1. The Ricker model (Ricker 1954) is a population dynamic model that is often used in fishery management. It can be expressed by the following recursion equation:

$\begin{equation} N_{t+1}=N_t e^{r\left(1-\frac{N_t}{K}\right)} \end{equation}$
1. Use the graphical method to gain some first insights into the behaviour of this model.
2. What are the equilibria of this model?
3. Determine the stability of the equilibria.
4. How does this model compare to the logistic model?

2. Our simple natural selection model assumed that there is only a single, closed population in which the dynamics take place. One extension of this model that relaxes this assumption might assume that there is continuous migration from another population consisting of only $$A$$ type individuals. This model can be described by the recursion equation

$\begin{equation} p_{t+1}=m+(1-m)\frac{(1+s)p_t}{1+sp_t}. \end{equation}$
1. Provide an intuitive explanation for this equation and the new parameter $$m$$.
2. What are the equilibria of this model?
3. Determine the stability of the equilibria.
4. Use the graphical method to gain additional insights into your model and compare the plot with your analytical results.
5. How does migration impact the dynamics compared to the simpler, one-population model?
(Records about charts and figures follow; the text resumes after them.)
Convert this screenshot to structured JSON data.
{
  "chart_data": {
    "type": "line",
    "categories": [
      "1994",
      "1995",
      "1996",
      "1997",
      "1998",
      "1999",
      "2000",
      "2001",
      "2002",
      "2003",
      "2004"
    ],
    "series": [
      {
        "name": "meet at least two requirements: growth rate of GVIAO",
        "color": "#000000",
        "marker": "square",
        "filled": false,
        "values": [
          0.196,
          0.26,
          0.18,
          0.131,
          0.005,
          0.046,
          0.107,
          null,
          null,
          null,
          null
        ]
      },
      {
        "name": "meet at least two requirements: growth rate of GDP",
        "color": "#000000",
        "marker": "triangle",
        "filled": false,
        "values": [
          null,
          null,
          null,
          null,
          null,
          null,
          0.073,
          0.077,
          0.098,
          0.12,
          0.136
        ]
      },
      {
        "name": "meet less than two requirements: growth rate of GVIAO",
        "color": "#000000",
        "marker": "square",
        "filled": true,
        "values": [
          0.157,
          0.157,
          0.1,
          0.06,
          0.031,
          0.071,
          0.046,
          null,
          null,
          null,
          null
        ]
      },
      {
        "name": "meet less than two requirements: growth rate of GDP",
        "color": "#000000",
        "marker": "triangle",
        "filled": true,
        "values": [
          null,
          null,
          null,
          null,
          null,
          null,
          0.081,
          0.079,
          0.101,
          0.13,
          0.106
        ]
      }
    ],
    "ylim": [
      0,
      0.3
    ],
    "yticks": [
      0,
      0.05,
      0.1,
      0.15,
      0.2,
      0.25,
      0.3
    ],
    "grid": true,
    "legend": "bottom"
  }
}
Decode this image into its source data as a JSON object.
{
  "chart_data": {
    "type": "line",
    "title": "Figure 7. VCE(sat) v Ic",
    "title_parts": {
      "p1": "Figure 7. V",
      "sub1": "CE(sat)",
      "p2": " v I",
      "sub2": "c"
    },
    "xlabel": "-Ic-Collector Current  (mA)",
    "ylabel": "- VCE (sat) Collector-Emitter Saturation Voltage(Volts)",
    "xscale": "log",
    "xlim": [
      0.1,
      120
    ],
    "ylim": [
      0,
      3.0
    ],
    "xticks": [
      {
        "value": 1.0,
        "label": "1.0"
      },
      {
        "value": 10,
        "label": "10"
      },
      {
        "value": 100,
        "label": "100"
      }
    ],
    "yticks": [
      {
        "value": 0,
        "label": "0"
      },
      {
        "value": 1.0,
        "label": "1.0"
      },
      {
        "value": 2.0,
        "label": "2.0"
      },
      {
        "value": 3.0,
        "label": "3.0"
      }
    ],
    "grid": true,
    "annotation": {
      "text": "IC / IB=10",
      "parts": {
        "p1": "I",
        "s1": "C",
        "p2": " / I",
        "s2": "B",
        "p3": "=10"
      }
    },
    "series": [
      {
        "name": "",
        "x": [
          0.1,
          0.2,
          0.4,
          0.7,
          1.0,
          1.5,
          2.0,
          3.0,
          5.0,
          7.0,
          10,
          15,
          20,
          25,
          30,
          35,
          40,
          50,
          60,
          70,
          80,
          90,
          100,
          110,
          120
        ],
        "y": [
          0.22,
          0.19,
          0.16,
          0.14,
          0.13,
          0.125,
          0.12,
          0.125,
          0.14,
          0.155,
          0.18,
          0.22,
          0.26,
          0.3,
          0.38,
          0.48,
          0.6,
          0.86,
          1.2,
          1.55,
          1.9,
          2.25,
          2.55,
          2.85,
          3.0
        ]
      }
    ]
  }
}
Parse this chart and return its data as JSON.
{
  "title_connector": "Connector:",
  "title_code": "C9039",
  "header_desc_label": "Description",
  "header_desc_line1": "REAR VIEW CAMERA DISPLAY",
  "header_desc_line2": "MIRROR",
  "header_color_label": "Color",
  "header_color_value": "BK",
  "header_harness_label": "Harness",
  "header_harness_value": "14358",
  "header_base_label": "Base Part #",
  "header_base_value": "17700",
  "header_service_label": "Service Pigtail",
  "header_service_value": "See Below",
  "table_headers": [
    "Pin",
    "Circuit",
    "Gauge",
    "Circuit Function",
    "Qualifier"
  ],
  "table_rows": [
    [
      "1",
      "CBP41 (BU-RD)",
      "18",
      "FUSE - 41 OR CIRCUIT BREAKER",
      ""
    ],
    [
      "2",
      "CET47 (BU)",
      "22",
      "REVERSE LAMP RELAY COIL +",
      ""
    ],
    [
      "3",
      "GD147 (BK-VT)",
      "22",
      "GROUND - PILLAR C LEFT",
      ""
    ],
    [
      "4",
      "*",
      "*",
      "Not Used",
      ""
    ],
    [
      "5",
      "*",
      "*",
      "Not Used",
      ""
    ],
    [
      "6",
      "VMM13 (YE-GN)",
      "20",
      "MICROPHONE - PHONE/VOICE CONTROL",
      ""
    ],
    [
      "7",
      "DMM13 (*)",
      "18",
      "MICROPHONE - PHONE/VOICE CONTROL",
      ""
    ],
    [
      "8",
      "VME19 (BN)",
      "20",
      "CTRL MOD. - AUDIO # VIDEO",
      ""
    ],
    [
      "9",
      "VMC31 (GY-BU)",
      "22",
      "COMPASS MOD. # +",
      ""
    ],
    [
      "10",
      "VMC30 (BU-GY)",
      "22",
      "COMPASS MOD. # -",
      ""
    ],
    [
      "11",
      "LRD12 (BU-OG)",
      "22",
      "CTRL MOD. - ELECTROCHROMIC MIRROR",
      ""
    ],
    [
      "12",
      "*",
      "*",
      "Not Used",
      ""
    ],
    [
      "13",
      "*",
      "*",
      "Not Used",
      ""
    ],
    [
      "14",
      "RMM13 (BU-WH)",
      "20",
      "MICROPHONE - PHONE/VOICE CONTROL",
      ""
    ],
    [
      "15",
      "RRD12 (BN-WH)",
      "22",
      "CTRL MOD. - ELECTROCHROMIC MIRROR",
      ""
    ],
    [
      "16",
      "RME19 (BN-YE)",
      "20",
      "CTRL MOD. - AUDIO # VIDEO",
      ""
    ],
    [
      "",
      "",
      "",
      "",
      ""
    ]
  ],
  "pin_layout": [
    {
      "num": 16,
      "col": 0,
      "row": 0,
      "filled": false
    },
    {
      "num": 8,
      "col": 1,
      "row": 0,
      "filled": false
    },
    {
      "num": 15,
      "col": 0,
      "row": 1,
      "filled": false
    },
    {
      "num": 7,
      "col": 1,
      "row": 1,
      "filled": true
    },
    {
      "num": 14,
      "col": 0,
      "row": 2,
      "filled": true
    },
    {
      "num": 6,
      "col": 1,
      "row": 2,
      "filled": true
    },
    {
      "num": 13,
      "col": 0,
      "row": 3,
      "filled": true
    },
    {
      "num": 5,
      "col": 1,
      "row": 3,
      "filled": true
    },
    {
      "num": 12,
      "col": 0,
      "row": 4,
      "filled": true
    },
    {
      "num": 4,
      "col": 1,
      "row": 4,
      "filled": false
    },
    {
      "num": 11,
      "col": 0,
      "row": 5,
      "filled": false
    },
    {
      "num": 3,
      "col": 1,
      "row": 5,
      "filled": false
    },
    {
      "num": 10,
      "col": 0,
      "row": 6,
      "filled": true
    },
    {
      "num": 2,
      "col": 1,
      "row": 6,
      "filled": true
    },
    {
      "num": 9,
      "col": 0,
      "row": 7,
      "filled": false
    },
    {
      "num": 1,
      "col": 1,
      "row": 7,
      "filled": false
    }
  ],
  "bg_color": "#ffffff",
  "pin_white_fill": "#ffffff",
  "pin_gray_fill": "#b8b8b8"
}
3. The polymerase chain reaction (PCR) is a powerful and very widely used molecular method to amplify DNA fragments. You will probably have come across this method in other courses, but if you don’t remember how it works take a look at the excellent article on Wikipedia. For this exercise, develop a model for the number of DNA fragments after each round of amplification, making the following assumptions in different versions of your model:

1. Assume that there is always an excess of primers and nucleotides present in the solution, and that all DNA fragments are copied in each round of replication.
2. Assume that there is always an excess of primers and nucleotides present in the solution, but that now a certain fraction of DNA fragments fails to replicate in each round.
3. Assume that all DNA fragments can be replicated in principle but that now primers are no longer present in excess. (There might be enough primers for the first few rounds but not for later rounds.) Nucleotides are still always present in excess.
4. Finally, assume that all DNA fragments can be replicated in principle and that primers are always present in excess, but that the amount of free nucleotides in the solution can become limiting. To keep the model simple, just assume that a certain fixed number of nucleotides is required toreplicating one DNA molecule, but don’t distinguish between different types of nucleotides. Note that this model version is more challenging than the others in that it will probably require more than one variable!

### References

May, R.M. 1976. “Simple Mathematical Models with Very Complicated Dynamics.” Journal Article. Nature 261: 459–67.

Ricker, W. E. 1954. “Stock and Recruitment.” Journal Article. Journal of the Fisheries Research Board of Canada 11 (5): 559–623.